Crompton Greaves was able to report good numbers in the March 2009 quarter on the back of its power systems division, which accounted for a little over half of standalone revenues and nearly three-fourths of consolidated revenues. The division reported a robust 24 per cent y-o-y rise in revenues, offsetting the low growth in industrial systems (due to the slowdown in the capex cycle) and consumer products segments.
The combined performance of Crompton’s international subsidiaries (including Ganz, Pauwels and Microsol) was relatively better with a 28 per cent revenue growth, helped by strong demand in Europe and partly due to the rupee depreciation against the euro. Thus, consolidated revenues for the quarter were up 21.7 per cent to Rs 2,460 crore. Ganz, its Hungarian transformer and switchgear subsidiary, reported a profit before interest and tax in 2009-10, but is loss-making at the net level due to goodwill write-off.
With lower raw material prices, profit margins improved across all the three divisions. However, a sharp jump in employee costs meant a decline in margins. This in turn, restricted the expansion in operating profit margins at the consolidated level, which were nearly stagnant 13.4 per cent.

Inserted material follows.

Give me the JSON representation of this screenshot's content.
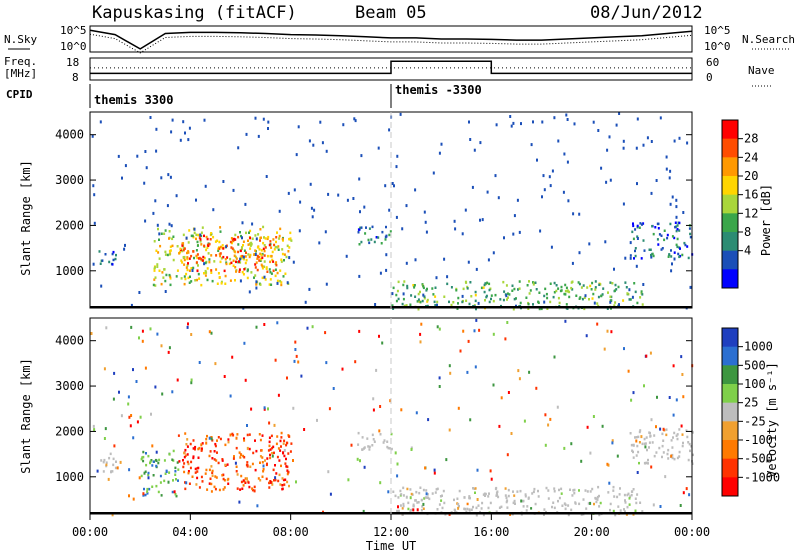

Crompton’s order backlog may have grown 20 per cent y-o-y to Rs 6,100 crore in March 2009, but it fell marginally over the December 2008 quarter. Demand in industrial systems is unlikely to pick up before the second half of 2009-10, while power systems should grow at around 20 per cent in 2009-10. Analysts expect the company to report a 15 per cent growth in revenues though there could be some margin pressure due to increased competition in the domestic market, the rupee appreciation and higher input costs. However, at Rs 252, up 55 per cent in one month, the stock trades at 15 times estimated 2009-10 earnings leaving little room for upside in the near-term.